Our findings of this study cannot be extrapolated to the general population, as blood donors are usually not representative –they are selected according to the blood safety protocols of each center and to country policies and so doing this could lead to bias and to an underestimation of HTLV prevalence. Thus, real HTLV prevalence among the general population of Santo Domingo and in the rest of the country could be higher than the one observed, especially if we consider that we limited the data analysis to the ten blood centers of Santo Domingo which fully reported their information on HTLV and the other blood-borne infections in the period studied.

Although these results may not be fully representative of the general population nor of the donor population of the entire country, they could well be a guidance of HTLV-1/2 sero-prevalence and trend in blood donors of Santo Domingo and give a hint on the prevalence in the wider population. Blood donors use to belong to primarily low-risk populations. However, the predominance of replacement donation and the diversity of origins of the capital inhabitants allows this study to be more representative of the city population and supports the idea of a lower prevalence of HTLV-1 in the Hispanic Caribbean countries in comparison with other areas with a higher pro- portion of African ancestry population. However, studies on larger and broader populations are needed in order to confirm this hypothesis.

In the Dominican Republic, confirmatory testing of reactive donations is not performed in all blood centers. Ours is a study based on real-world diagnostic data with both the advantages and limitations of a work of this kind. The main drawback is the lack of confirmation of the results with other techniques in most of the centers and the absence of records of HTLV-1 and HTLV-2 discrimination in those performing western blot (WB) as confirmatory test. However, this also shows the need to improve blood bank procedures in Dominican Republic and probably in most of the HTLV endemic countries.

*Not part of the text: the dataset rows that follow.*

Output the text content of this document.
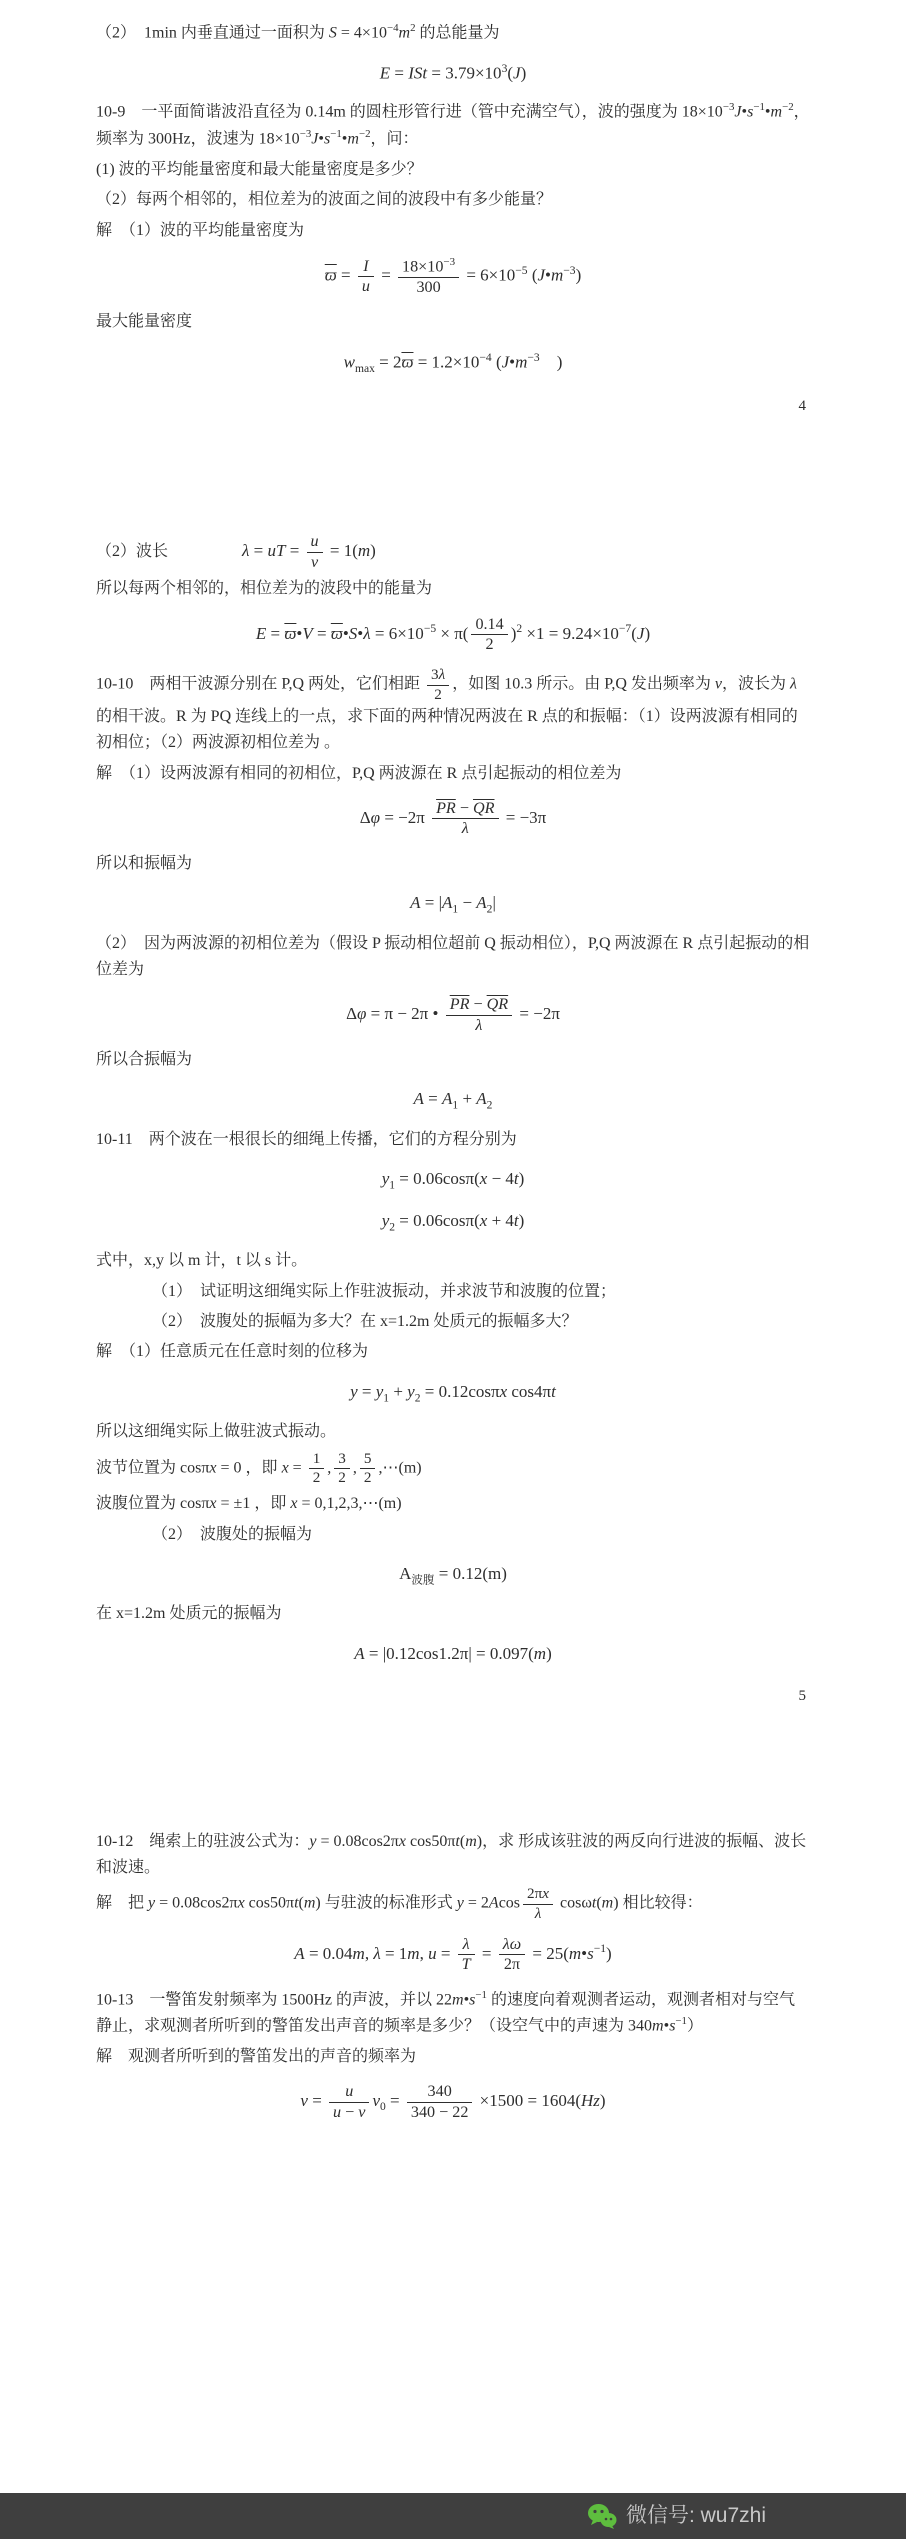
（2）　1min 内垂直通过一面积为 $S = 4\times 10^{-4}m^2$ 的总能量为

E = ISt = $3.79\times 10^3(J)$

10-9　一平面简谐波沿直径为 0.14m 的圆柱形管行进（管中充满空气），波的强度为 $18\times 10^{-3}J•s^{-1}•m^{-2}$，频率为 300Hz，波速为 $18\times 10^{-3}J•s^{-1}•m^{-2}$，问：

(1) 波的平均能量密度和最大能量密度是多少？

（2）每两个相邻的，相位差为的波面之间的波段中有多少能量？

解　（1）波的平均能量密度为

$\overline{ϖ} = \frac{I}{u} = \frac{18\times 10^{-3}}{300} = 6\times 10^{-5}$ $(J•m^{-3})$

最大能量密度

$w_{max} = 2\overline{ϖ} = 1.2\times 10^{-4}$ ($J•m^{-3}$　)

4

（2）波长	λ = uT = $\frac{u}{v} = 1(m)$

所以每两个相邻的，相位差为的波段中的能量为

$E = \overline{ϖ}•V$ = $\overline{ϖ}•S•\lambda = 6\times 10^{-5} \times \pi( \frac{0.14}{2} )^2 \times 1 = 9.24\times 10^{-7}(J)$

10-10　两相干波源分别在 P,Q 两处，它们相距 $\frac{3\lambda}{2}$ ，如图 10.3 所示。由 P,Q 发出频率为 ν，波长为 λ 的相干波。R 为 PQ 连线上的一点，求下面的两种情况两波在 R 点的和振幅：（1）设两波源有相同的初相位；（2）两波源初相位差为 。

解　（1）设两波源有相同的初相位，P,Q 两波源在 R 点引起振动的相位差为

$\Delta\varphi = -2\pi \frac{\overline{PR} - \overline{QR}}{\lambda} = -3\pi$

所以和振幅为

$A = |A_1 - A_2|$

（2）　因为两波源的初相位差为（假设 P 振动相位超前 Q 振动相位），P,Q 两波源在 R 点引起振动的相位差为

Δφ = π − 2π • $\frac{\overline{PR} - \overline{QR}}{\lambda} = -2\pi$

所以合振幅为

$A = A_1 + A_2$

10-11　两个波在一根很长的细绳上传播，它们的方程分别为

$y_1 = 0.06\cos\pi(x - 4t)$

$y_2 = 0.06\cos\pi(x + 4t)$

式中，x,y 以 m 计，t 以 s 计。

（1）　试证明这细绳实际上作驻波振动，并求波节和波腹的位置；

（2）　波腹处的振幅为多大？在 x=1.2m 处质元的振幅多大？

解　（1）任意质元在任意时刻的位移为

$y = y_1 + y_2 = 0.12\cos\pi x$ cos4πt

所以这细绳实际上做驻波式振动。

波节位置为 cosπx = 0 ，即 $x = \frac{1}{2}$ , $\frac{3}{2}$ , $\frac{5}{2}$ ,⋯(m)

波腹位置为 cosπx = ±1 ，即 x = 0,1,2,3,⋯(m)

（2）　波腹处的振幅为

$A_{波腹} = 0.12(m)$

在 x=1.2m 处质元的振幅为

A = |0.12cos1.2π| = 0.097(m)

5

10-12　绳索上的驻波公式为：y = 0.08cos2πx cos50πt(m)，求 形成该驻波的两反向行进波的振幅、波长和波速。

解　把 y = 0.08cos2πx cos50πt(m) 与驻波的标准形式 $y = 2Acos \frac{2\pi x}{\lambda} \cos\omega t(m)$ 相比较得：

A = 0.04m, λ = 1m, $u = \frac{\lambda}{T} = \frac{\lambda\omega}{2\pi}$ = $25(m•s^{-1})$

10-13　一警笛发射频率为 1500Hz 的声波，并以 $22m•s^{-1}$ 的速度向着观测者运动，观测者相对与空气静止，求观测者所听到的警笛发出声音的频率是多少？（设空气中的声速为 $340m•s^{-1}$）

解　观测者所听到的警笛发出的声音的频率为

$\nu = \frac{u}{u - v} \nu_0 = \frac{340}{340 - 22} \times 1500 = 1604(Hz)$

微信号: wu7zhi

Tests commonly used for HTLV-1/2 confirmation and to differentiate between HTLV-1 and HTLV-2 infection are WB or innogenetics line immunoassay (INNO-LIA) and qualitative and/or quantitative polymerase chain reaction (PCR). Despite some improvements in the specificity of WB assays, indeterminate serological patterns are frequent and represent an important concern for routine screening and a major issue for comparative analyses between epidemiological studies [5, 39]. INNO LIA, although is not so commonly used as WB, represents a good alternative, especially in co-infected patients, in which indeterminate result of WB could be an issue [40]. PCR is useful for the diagnosis and follow-up of HTLV-1 associated diseases such as ATLL and TSP/HAM. Moreover, it provides amplicons for sequencing analysis to determine the HTLV-1 genotype and generate molecular epidemiological data to better comprehend the evolutionary past of this virus [41]. However, this is a more expensive and complex test, thus it is not available in most blood centers of developing countries. We aim at validating and implementing this method for future studies in the Dominican Republic.

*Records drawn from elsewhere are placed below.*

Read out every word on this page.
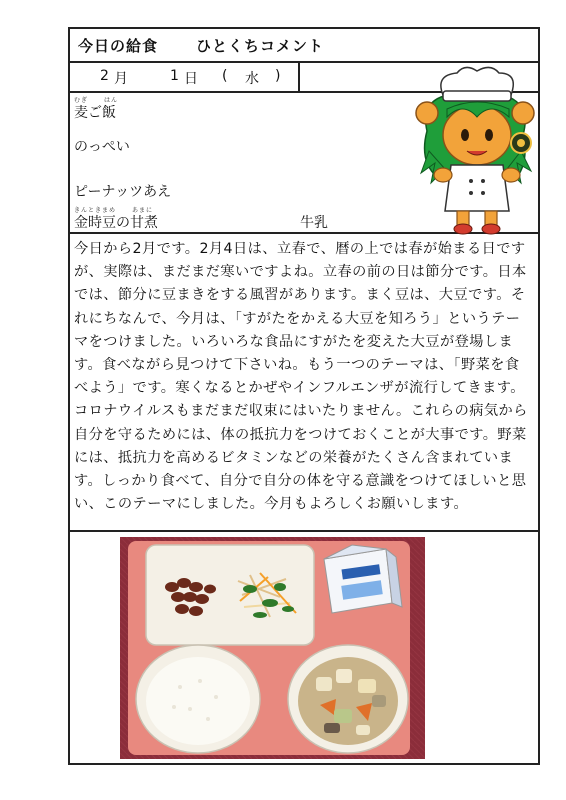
今日の給食	ひとくちコメント
2 月	1 日 ( 水 )
むぎ	はん
麦ご飯
のっぺい
ピーナッツあえ
きんときまめ	あまに
金時豆の甘煮	牛乳

今日から2月です。2月4日は、立春で、暦の上では春が始まる日ですが、実際は、まだまだ寒いですよね。立春の前の日は節分です。日本では、節分に豆まきをする風習があります。まく豆は、大豆です。それにちなんで、今月は、「すがたをかえる大豆を知ろう」というテーマをつけました。いろいろな食品にすがたを変えた大豆が登場します。食べながら見つけて下さいね。もう一つのテーマは、「野菜を食べよう」です。寒くなるとかぜやインフルエンザが流行してきます。コロナウイルスもまだまだ収束にはいたりません。これらの病気から自分を守るためには、体の抵抗力をつけておくことが大事です。野菜には、抵抗力を高めるビタミンなどの栄養がたくさん含まれています。しっかり食べて、自分で自分の体を守る意識をつけてほしいと思い、このテーマにしました。今月もよろしくお願いします。
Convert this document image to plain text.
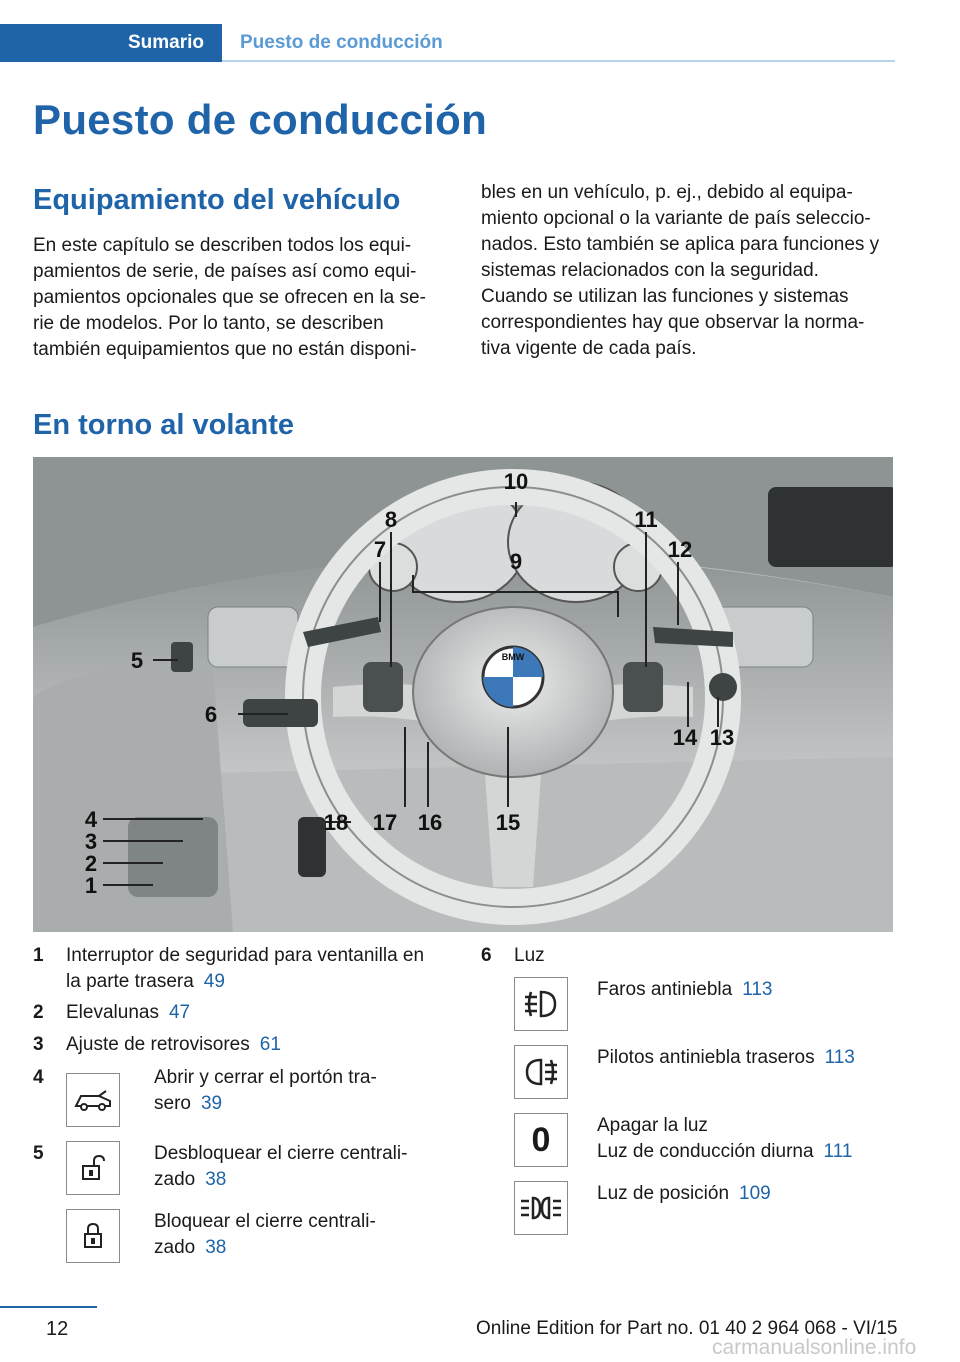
Sumario Puesto de conducción
Puesto de conducción
Equipamiento del vehículo
En este capítulo se describen todos los equi-
pamientos de serie, de países así como equi-
pamientos opcionales que se ofrecen en la se-
rie de modelos. Por lo tanto, se describen
también equipamientos que no están disponi-
bles en un vehículo, p. ej., debido al equipa-
miento opcional o la variante de país seleccio-
nados. Esto también se aplica para funciones y
sistemas relacionados con la seguridad.
Cuando se utilizan las funciones y sistemas
correspondientes hay que observar la norma-
tiva vigente de cada país.
En torno al volante
BMW
10
7
8
9
11
12
5
6
13
14
15
16
17
18
4
3
2
1
1	Interruptor de seguridad para ventanilla en
la parte trasera 49
2	Elevalunas 47
3	Ajuste de retrovisores 61
4	Abrir y cerrar el portón tra-
sero 39
5	Desbloquear el cierre centrali-
zado 38
Bloquear el cierre centrali-
zado 38
6	Luz
Faros antiniebla 113
Pilotos antiniebla traseros 113
0 Apagar la luz
Luz de conducción diurna 111
Luz de posición 109
12	Online Edition for Part no. 01 40 2 964 068 - VI/15
carmanualsonline.info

Notwithstanding the previous statements, it is essential to continue improving donor selection because a higher prevalence could be found in high-risk populations. Also, it is necessary to encourage voluntary blood donation, which nowadays represents only approximately a 20% of all blood donations in the Dominican Republic. This could improve blood safety and guarantee the blood supply of the country.

ACKNOWLEDGEMENTS

We would like to thank the Blood Bank National Directory from the Dominican Public Health Ministry for providing us with the epidemiological data for this work and Fundación Hay Esperanza for support.

CONFLICT OF INTEREST

The authors have disclosed no conflicts of interest.